As for the grounding of Philippine vessels at Ayungin Shoal, Tiglao recounted:
“Arguing that a commissioned ship technically is ‘Philippine soil,’ Estrada’s (referring to then-President Joseph Estrada) military deliberately grounded an LST near Bajo de Masinloc and the BRP Sierra Madre at Ayungin Shoal in 1999.
“The Chinese protested furiously and informed the Estrada government it was an insult as China’s Premier Zhu Rongzi was scheduled to undertake a state visit to the country a month later. Estrada’s foreign secretary Domingo Siazon, who was closer to the president than (then Defense Secretary Orlando) Mercado, was then on a campaign to get the Philippines closer to Beijing, as Estrada had wanted, as he had long believed in the leftist history of the US as an imperialist power.
“Siazon got Estrada to stop Mercado’s operations. The Philippine Navy, however, dilly-dallied and got to remove only the grounded vessel at Bajo de Masinloc. Siazon told the Chinese to put the issue out of media attention and promised to remove the Sierra Madre. To prove this commitment, Siazon agreed that the Philippines would supply the marine contingent on the ship only with food, water and medicine. It would not supply it with construction and other materials that would have prevented it from rusting and sinking into the sea. This explains the very pathetic dilapidated state of the Sierra Madre.” [emphasis supplied]
Tiglao, however, did not cite any official document or any other evidence to prove that Siazon had made such a commitment on behalf of the Philippine government.

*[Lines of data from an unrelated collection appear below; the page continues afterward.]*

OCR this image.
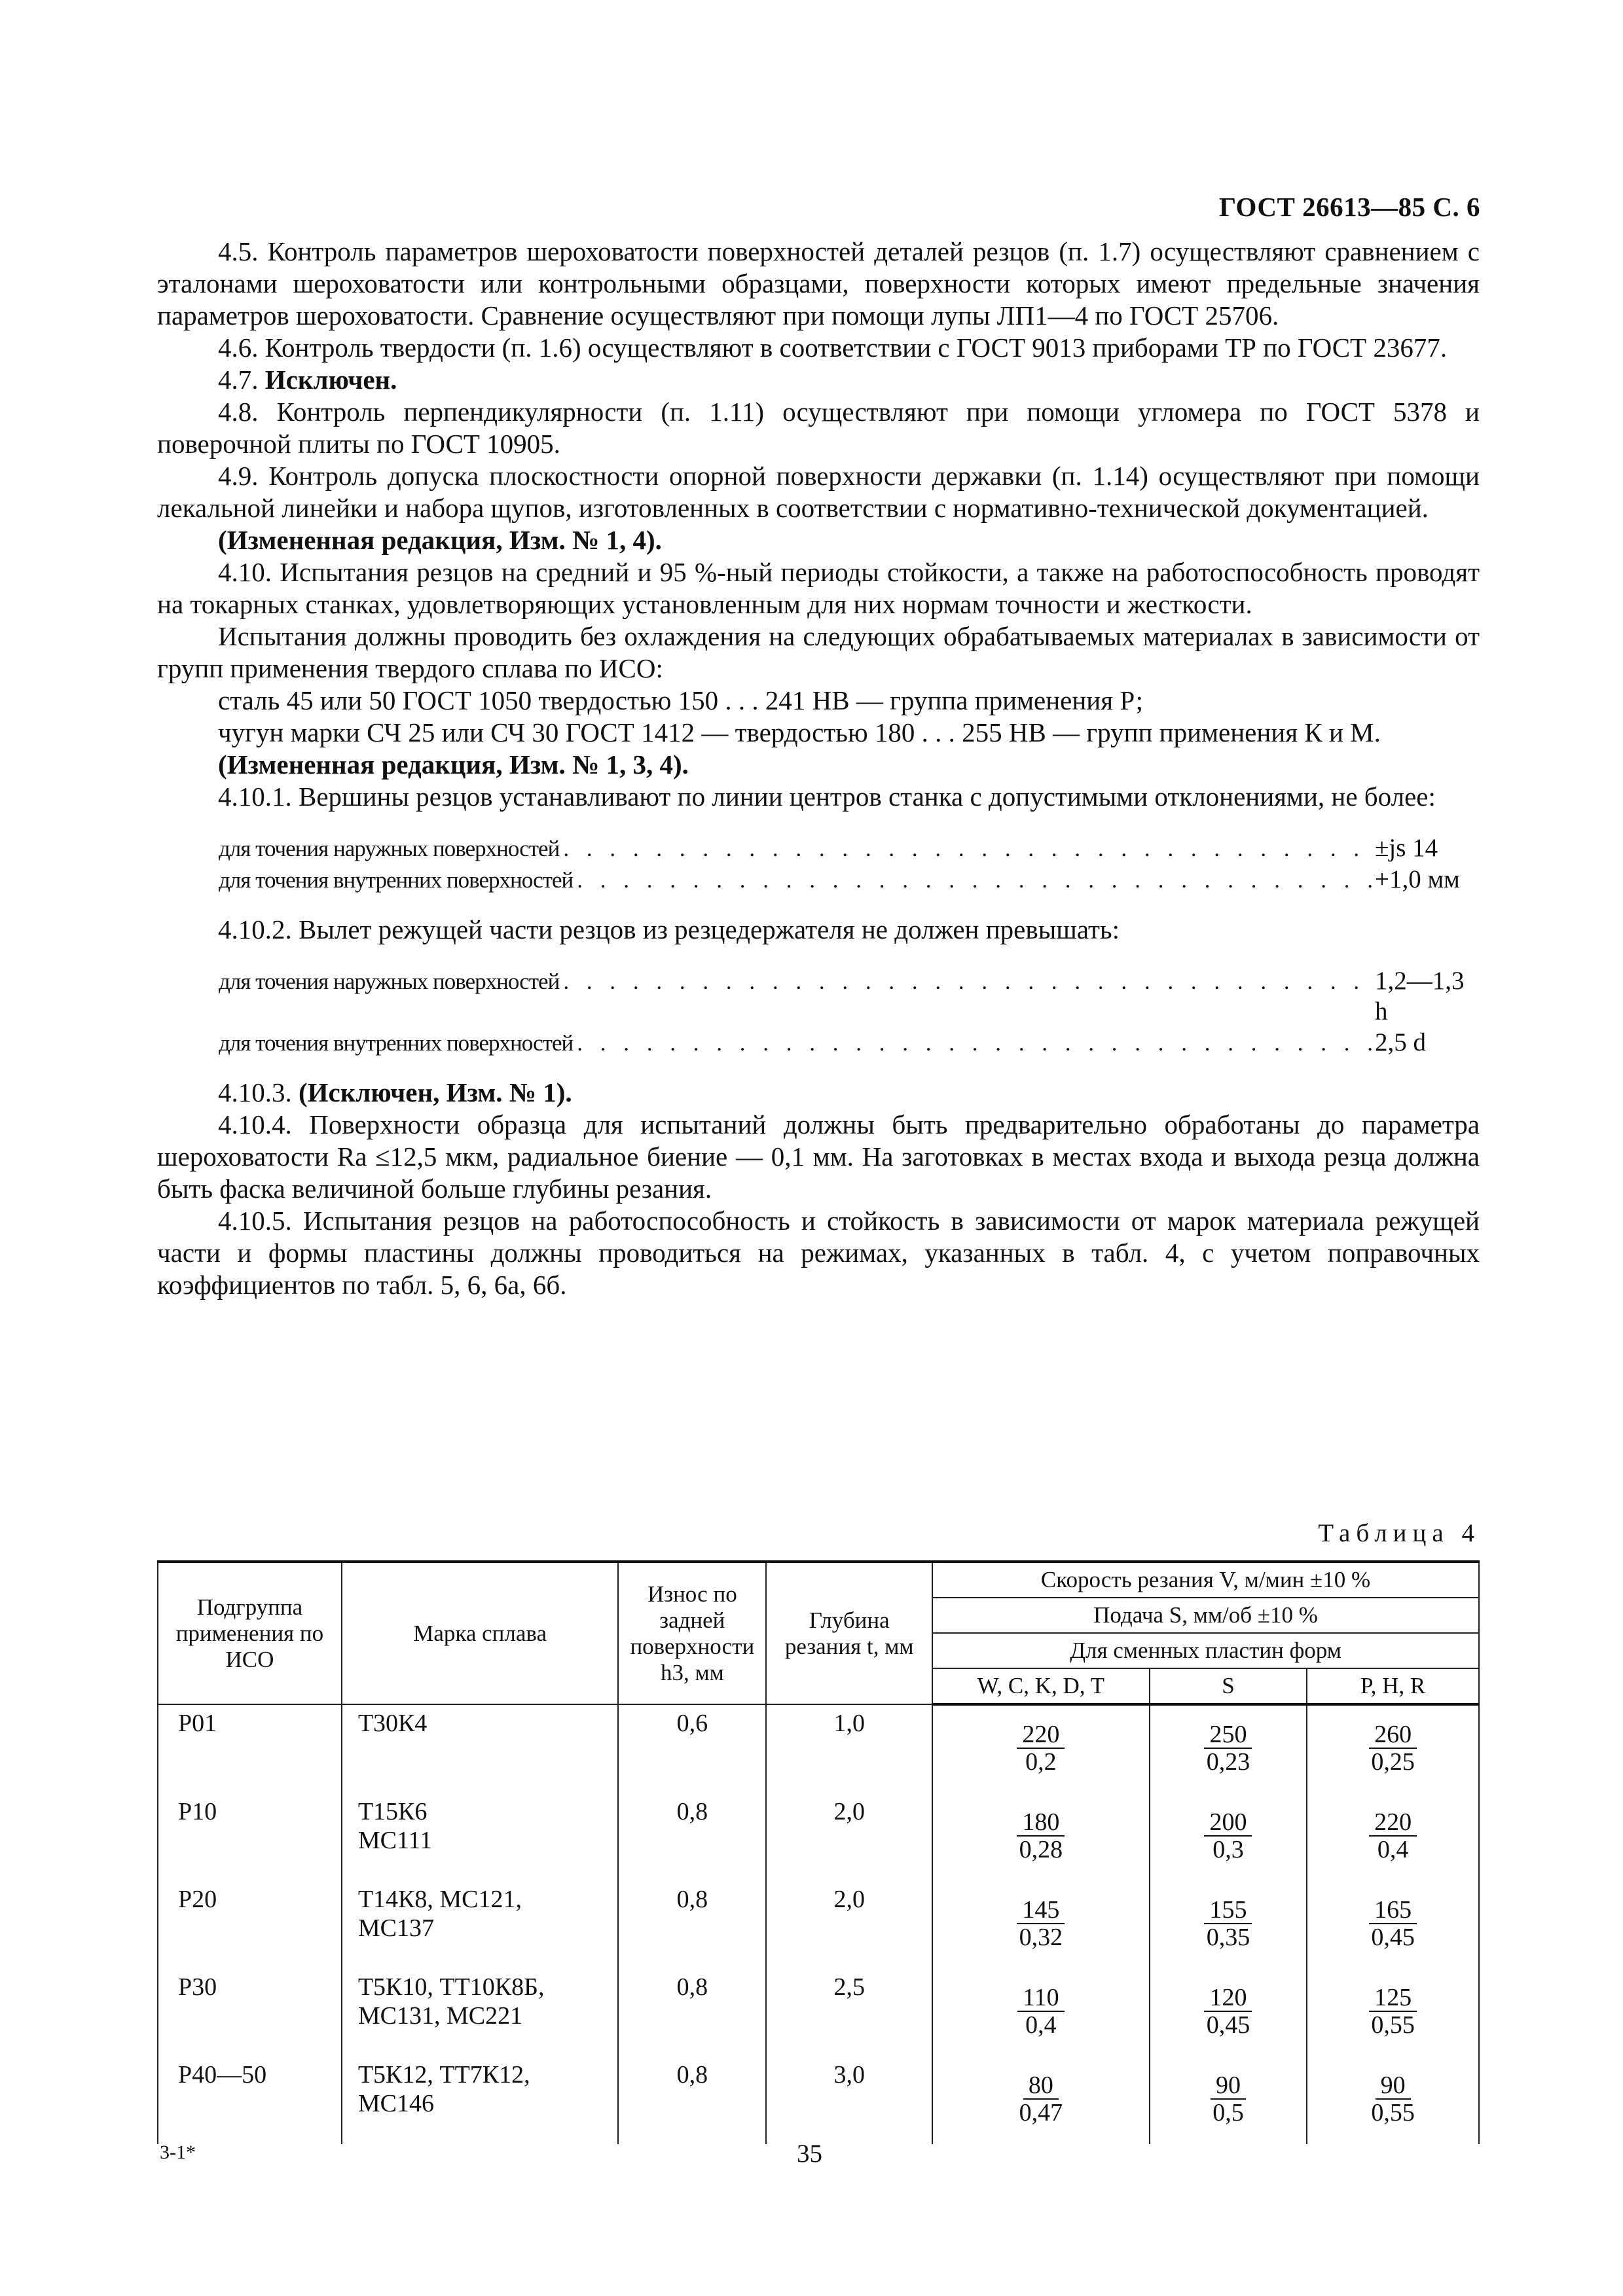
ГОСТ 26613—85 С. 6

4.5. Контроль параметров шероховатости поверхностей деталей резцов (п. 1.7) осуществляют сравнением с эталонами шероховатости или контрольными образцами, поверхности которых имеют предельные значения параметров шероховатости. Сравнение осуществляют при помощи лупы ЛП1—4 по ГОСТ 25706.

4.6. Контроль твердости (п. 1.6) осуществляют в соответствии с ГОСТ 9013 приборами ТР по ГОСТ 23677.

4.7. Исключен.

4.8. Контроль перпендикулярности (п. 1.11) осуществляют при помощи угломера по ГОСТ 5378 и поверочной плиты по ГОСТ 10905.

4.9. Контроль допуска плоскостности опорной поверхности державки (п. 1.14) осуществляют при помощи лекальной линейки и набора щупов, изготовленных в соответствии с нормативно-технической документацией.

(Измененная редакция, Изм. № 1, 4).

4.10. Испытания резцов на средний и 95 %-ный периоды стойкости, а также на работоспособность проводят на токарных станках, удовлетворяющих установленным для них нормам точности и жесткости.

Испытания должны проводить без охлаждения на следующих обрабатываемых материалах в зависимости от групп применения твердого сплава по ИСО:

сталь 45 или 50 ГОСТ 1050 твердостью 150 . . . 241 НВ — группа применения Р;

чугун марки СЧ 25 или СЧ 30 ГОСТ 1412 — твердостью 180 . . . 255 НВ — групп применения К и М.

(Измененная редакция, Изм. № 1, 3, 4).

4.10.1. Вершины резцов устанавливают по линии центров станка с допустимыми отклонениями, не более:

для точения наружных поверхностей . . .	±js 14
для точения внутренних поверхностей . . .	+1,0 мм

4.10.2. Вылет режущей части резцов из резцедержателя не должен превышать:

для точения наружных поверхностей . . .	1,2—1,3 h
для точения внутренних поверхностей . . .	2,5 d

4.10.3. (Исключен, Изм. № 1).

4.10.4. Поверхности образца для испытаний должны быть предварительно обработаны до параметра шероховатости Ra ≤12,5 мкм, радиальное биение — 0,1 мм. На заготовках в местах входа и выхода резца должна быть фаска величиной больше глубины резания.

4.10.5. Испытания резцов на работоспособность и стойкость в зависимости от марок материала режущей части и формы пластины должны проводиться на режимах, указанных в табл. 4, с учетом поправочных коэффициентов по табл. 5, 6, 6а, 6б.

Таблица 4
Подгруппа применения по ИСО	Марка сплава	Износ по задней поверхности h3, мм	Глубина резания t, мм	Скорость резания V, м/мин ±10 %		
				Подача S, мм/об ±10 %		
				Для сменных пластин форм		
				W, C, K, D, T	S	P, H, R
Р01	Т30К4	0,6	1,0	$\frac{220}{0,2}$	$\frac{250}{0,23}$	$\frac{260}{0,25}$

Р10	Т15К6
МС111	0,8	2,0	$\frac{180}{0,28}$	$\frac{200}{0,3}$	$\frac{220}{0,4}$

Р20	Т14К8, МС121,
МС137	0,8	2,0	$\frac{145}{0,32}$	$\frac{155}{0,35}$	$\frac{165}{0,45}$

Р30	Т5К10, ТТ10К8Б,
МС131, МС221	0,8	2,5	$\frac{110}{0,4}$	$\frac{120}{0,45}$	$\frac{125}{0,55}$

Р40—50	Т5К12, ТТ7К12,
МС146	0,8	3,0	$\frac{80}{0,47}$	$\frac{90}{0,5}$	$\frac{90}{0,55}$
3-1*	35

Last August 14, Tiglao also wrote that the Philippines did promise to remove BRP Sierra Madre from Ayungin Shoal.
On August 7, China’s Foreign Ministry issued a statement that Manila was “yet to fulfill” its promise to tow away the BRP Sierra Madre from Ayungin Shoal.
“In 1999, the Philippines sent a military vessel and deliberately ran it aground at Ren’ai Jiao, attempting to change the status quo of Ren’ai Jiao illegally. China immediately made serious démarches to the Philippines, demanding the removal of the vessel. The Philippines promised several times to tow it away, but has yet to act. Not only that, the Philippines sought to overhaul and reinforce the military vessel in order to permanently occupy Ren’ai Jiao,” the statement said.
China’s statement came two days after the incident at Ayungin Shoal, where Chinese Coast Guard and militia vessels fired water cannons at Philippine Coast Guard vessels escorting boats delivering supplies to Filipino troops in the West Philippine Sea.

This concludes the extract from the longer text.